The Taipei District Court on Wednesday barred a 20-something Turkish student from leaving the country after he was accused of trying to sexually assault a Taiwanese student he met online and filming bedroom trysts with dozens of women without their knowledge.
The court also imposed a residence restriction on the man, identified by his Chinese surname, Wang (王), who was released on NT$200,000 bail after the court turned down a request from the Taipei District Prosecutors’ Office to detain him on the sexual assault charge.
Prosecutors have appealed the court’s decision.
Photo: Wang Min-wei, Taipei Times
Investigators said a female student living in northern Taiwan called the police in April, saying that Wang, whom she had met over the Internet, had asked her to meet him at an MRT station, but later “lured” her to his apartment by claiming that he had to “feed his pet rabbits.”
The woman said that Wang tried to sexually assault her shortly after she arrived at his Taipei residence and that although she fought him, Wang still managed to kiss her on the lips and chest, the investigators said.
Wang yesterday denied all allegations, saying he had “stopped once the student said ‘no,’” the investigators said.
After being released on bail, he said he had not ruled out taking legal action against the woman for making false accusations.
Investigators who searched Wang’s residence said they found 29 video files on his cellphone and computer showing him having sexual intercourse with different women.
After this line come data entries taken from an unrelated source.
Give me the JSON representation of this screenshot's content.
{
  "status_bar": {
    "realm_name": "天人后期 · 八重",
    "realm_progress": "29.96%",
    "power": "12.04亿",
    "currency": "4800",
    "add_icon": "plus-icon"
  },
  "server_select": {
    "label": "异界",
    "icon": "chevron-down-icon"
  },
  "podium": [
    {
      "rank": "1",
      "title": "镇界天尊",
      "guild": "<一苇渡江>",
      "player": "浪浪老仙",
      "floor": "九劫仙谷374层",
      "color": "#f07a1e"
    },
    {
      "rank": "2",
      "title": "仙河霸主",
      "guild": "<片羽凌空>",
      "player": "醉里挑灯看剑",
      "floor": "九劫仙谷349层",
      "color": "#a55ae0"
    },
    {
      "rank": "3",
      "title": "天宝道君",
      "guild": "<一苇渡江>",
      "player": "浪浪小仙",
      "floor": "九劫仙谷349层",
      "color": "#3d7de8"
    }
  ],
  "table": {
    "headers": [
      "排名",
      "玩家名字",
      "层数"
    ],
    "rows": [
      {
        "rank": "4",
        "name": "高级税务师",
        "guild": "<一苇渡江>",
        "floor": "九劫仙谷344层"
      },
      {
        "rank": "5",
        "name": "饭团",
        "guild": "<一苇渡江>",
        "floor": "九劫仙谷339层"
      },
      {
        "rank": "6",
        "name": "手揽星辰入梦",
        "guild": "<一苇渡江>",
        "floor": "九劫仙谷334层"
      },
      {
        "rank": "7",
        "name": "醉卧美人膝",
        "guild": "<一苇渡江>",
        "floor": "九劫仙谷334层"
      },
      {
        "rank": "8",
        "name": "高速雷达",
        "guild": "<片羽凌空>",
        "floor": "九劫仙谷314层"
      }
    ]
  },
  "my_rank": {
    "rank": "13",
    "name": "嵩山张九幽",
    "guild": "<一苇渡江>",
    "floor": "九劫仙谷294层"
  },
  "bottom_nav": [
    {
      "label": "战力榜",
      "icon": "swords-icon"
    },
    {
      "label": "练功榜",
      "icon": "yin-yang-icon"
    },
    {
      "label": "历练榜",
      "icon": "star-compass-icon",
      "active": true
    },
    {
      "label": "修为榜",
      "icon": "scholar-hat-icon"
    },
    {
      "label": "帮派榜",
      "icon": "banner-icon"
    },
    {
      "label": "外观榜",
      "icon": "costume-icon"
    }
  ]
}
While the women in the videos appeared to be lucid, they might have been unaware that they were being filmed, investigators said.
They said they had seized and encrypted the video files to prevent their release.
Wang said he has never forced any woman to engage in sexual intercourse and that he filmed the encounters for his own viewing, adding that he had “made copies of the tapes for the women.”
To prove that his sexual activities with the videotaped women were consensual, Wang said he had had consensual sex with almost 500 Taiwanese women since he came to Taiwan four years ago.
Sources say Wang, who is studying at a private university in Taipei, was born to a Turkish father and a Canadian mother. Because of his good looks and fluency in Mandarin, he was once invited to be a guest on a Taiwanese matchmaking reality show, the sources said.
The show’s production team said it had conducted strict background checks on all the guests and Wang had “seemed quite normal.”
The school Wang reportedly attends said there was a junior with the same name as Wang, but it was uncertain if they were the same person.
“We will await the results of the police investigation,” the school said.